Slowly, systematically, I rebuilt.

I prioritised blood sugar balance - pairing carbohydrates with protein and fats to reduce spikes and crashes. I increased fibre and diverse plant foods to support my gut microbiome. I addressed my gluten and dairy triggers. I stopped glorifying four hours of sleep. I built stress-management practices into my week rather than waiting for burnout. I moved in ways that supported rather than punished my body.

The results were not overnight - but they were profound.

My bloating reduced dramatically. My acne eased after a decade of painful breakouts. My mood stabilised. My energy returned. Most strikingly, my periods became manageable. The excruciating, floor-bound pain I had accepted as inevitable became rare.

I still have endometriosis. I am not 'cured'. But I am symptom-free when I support those pillars consistently. When a flare-up does occur, I can almost always trace it back - a run of poor sleep, a period of intense stress, dietary slip-ups layered with overwork. That awareness is power.

None of this replaces medical care. Surgery saved my life more than once. Hormonal treatments are appropriate and necessary for many women. But lifestyle is not trivial. It is not a wellness cliché. It is a powerful modulator of inflammation - and inflammation, I learned the hard way, sits at the root of far more symptoms than we are taught to connect.

We have normalised women being in pain. We have normalised burnout. We have normalised bloating, fatigue and hormonal chaos.

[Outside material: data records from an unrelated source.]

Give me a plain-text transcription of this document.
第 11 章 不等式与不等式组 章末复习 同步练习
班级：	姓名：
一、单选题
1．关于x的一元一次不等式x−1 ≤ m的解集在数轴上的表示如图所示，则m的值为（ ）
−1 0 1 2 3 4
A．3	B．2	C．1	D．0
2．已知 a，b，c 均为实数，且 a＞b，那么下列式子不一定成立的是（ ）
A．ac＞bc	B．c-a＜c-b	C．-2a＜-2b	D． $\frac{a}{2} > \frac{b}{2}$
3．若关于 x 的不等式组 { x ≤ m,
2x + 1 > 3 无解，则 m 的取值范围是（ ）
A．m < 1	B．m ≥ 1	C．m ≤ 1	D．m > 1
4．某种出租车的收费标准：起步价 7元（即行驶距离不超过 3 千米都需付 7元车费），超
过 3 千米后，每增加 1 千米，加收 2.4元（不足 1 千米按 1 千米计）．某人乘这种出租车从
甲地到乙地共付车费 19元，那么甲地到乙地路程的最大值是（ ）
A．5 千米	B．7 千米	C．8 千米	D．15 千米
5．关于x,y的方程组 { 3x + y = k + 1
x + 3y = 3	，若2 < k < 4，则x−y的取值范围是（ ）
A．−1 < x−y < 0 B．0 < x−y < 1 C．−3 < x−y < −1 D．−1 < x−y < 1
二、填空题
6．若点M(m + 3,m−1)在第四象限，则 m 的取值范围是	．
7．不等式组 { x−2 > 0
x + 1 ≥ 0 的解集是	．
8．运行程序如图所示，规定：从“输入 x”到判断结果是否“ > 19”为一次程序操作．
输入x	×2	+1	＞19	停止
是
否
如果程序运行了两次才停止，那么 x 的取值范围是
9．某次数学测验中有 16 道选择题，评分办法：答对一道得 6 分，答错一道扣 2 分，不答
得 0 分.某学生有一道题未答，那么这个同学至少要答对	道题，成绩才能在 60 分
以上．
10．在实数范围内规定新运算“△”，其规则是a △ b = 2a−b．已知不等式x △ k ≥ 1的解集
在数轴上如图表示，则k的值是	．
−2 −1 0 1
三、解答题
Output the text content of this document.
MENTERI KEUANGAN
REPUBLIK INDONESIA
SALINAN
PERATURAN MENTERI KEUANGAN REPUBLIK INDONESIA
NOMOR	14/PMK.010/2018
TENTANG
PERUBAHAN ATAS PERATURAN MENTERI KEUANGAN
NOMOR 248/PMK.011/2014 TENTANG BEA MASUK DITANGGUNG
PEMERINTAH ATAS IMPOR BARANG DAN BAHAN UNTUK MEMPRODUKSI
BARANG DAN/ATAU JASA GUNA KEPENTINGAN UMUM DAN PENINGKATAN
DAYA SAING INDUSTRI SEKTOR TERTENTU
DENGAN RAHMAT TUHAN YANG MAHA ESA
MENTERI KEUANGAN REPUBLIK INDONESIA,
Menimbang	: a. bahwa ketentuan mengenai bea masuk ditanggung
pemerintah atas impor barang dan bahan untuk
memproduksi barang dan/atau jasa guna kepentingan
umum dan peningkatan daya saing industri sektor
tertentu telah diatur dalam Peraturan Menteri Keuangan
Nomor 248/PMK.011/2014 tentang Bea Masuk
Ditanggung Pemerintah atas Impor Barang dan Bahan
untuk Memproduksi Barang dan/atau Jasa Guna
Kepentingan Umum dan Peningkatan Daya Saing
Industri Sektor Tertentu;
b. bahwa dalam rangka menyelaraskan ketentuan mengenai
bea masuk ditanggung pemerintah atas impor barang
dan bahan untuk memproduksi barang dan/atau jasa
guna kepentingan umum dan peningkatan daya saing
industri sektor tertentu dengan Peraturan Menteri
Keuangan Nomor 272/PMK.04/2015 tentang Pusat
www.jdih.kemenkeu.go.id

But normalising suffering does not make it biologically inevitable.

If I could speak to my 17-year-old self - the girl leaving the GP's office feeling ashamed and weak - I would tell her this: your body is not broken. It is communicating. And with the right tools, you can learn its language.

I lost much of my late teens and early twenties to pain and misdiagnosis. I mourn that time. But I also recognise that it forced me to understand women's health in a way I might never otherwise have done.

Today, I don't fear my cycle. I don't dread my reflection. I don't organise my life around anticipated A&E visits. I understand my triggers. I understand my body.

And perhaps most importantly, I no longer accept 'common' as a synonym for 'normal'.